Liputan6.com, Jakarta - Alwi Shihab, Mantan Menteri Luar Ngeri (Menlu) mendukung Indonesia bergabung dalam Board of Peace (BoP) atau Dewan Perdamaian Gaza.
"Mendukunglah, masa tidak mendukung. Penting (Indonesia masuk Board of Peace), ada alasannya," kata dia sebelum bertemu Presiden Prabowo Subianto di Kompleks Istana Kepresidenan Jakarta, Rabu (4/2/2026).
Advertisement
Alwi menuturkan, dengan masuknya Indonesia ke dalam Dewan Perdamaian Gaza, maka akan mudah menyuarakan dan memperjuangkan soal permasalahan terkait Palestina.

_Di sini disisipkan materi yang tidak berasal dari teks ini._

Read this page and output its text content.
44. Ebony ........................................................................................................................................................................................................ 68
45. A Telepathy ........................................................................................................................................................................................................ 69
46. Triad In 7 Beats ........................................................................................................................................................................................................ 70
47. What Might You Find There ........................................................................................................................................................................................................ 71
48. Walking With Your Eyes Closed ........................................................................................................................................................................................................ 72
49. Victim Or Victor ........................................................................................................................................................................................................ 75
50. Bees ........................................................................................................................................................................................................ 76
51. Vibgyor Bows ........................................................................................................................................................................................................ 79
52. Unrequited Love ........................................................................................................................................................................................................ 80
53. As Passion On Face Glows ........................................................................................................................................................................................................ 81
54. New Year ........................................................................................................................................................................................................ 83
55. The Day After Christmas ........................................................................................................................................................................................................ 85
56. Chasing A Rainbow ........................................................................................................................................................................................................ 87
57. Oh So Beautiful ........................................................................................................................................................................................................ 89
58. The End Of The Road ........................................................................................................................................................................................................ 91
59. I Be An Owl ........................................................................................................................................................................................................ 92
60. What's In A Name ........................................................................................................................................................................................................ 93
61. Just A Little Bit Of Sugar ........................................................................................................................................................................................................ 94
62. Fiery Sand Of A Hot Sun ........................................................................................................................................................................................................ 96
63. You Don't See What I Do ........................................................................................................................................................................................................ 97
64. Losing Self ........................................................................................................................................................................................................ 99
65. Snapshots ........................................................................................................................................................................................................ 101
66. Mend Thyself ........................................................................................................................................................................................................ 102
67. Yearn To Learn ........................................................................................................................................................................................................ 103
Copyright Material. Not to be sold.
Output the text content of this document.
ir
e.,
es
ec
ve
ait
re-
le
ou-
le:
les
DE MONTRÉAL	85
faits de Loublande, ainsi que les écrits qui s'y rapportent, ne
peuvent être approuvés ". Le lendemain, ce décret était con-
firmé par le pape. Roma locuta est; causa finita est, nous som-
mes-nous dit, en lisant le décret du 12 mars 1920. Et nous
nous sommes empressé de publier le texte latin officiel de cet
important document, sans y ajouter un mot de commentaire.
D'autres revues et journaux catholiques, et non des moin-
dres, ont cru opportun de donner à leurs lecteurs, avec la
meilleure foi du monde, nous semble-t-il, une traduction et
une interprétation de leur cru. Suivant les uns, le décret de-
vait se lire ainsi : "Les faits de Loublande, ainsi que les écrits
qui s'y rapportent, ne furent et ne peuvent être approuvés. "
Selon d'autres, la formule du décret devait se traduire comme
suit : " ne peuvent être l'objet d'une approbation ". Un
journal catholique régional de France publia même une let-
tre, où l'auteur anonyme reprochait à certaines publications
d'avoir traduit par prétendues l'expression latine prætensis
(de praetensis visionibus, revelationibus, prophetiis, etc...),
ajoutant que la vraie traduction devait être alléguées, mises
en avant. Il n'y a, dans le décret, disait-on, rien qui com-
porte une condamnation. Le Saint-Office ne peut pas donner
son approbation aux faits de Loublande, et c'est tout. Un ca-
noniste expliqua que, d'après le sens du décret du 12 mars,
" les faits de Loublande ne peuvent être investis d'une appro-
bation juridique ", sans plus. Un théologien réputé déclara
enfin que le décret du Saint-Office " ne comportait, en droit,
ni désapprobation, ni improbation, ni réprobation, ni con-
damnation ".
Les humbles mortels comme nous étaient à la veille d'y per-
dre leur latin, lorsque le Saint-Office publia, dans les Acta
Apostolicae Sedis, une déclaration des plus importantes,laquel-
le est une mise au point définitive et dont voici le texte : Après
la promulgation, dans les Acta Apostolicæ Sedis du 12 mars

"Justru itu yang perlu diperbaiki di dalam. Jadi jangan sampai kalau kita tidak ikut, kita tidak bisa ngomong. Tapi kalau kita di dalam, kita bisa ngomong 'jangan gitu dong, ini kan kita mau memperjuangkan Palestina, jangan hanya Israel saja yang diperhatikan'. Itu kira-kira yang ingin saya sampaikan," ungkap dia.
Adapun, Alwi Shihab menjadi salah satu mantan Menlu yang diundang Presiden Prabowo untuk berdiskusi terkait politik luar negeri.
"Justru itu Board of Peace itu, apakah penting Indonesia ikut, apakah tidak penting, itu yang akan dibahas," jelas dia.
Alwi mengatakan, ada keuntungan bagi Indonesia saat bergabung dalam Dewan Perdamaian Gaza. Namun, jika tiba-tiba keluar, disebutnya akan tidak akan ada etis.
"Ya ada keuntungan kita bergabung, tapi ada reservasi, itu aja kira-kira. Jadi apa yang harus diperhatikan, kita udah masuk masa kita bilang keluar kan enggak mungkin," tutur Alwi.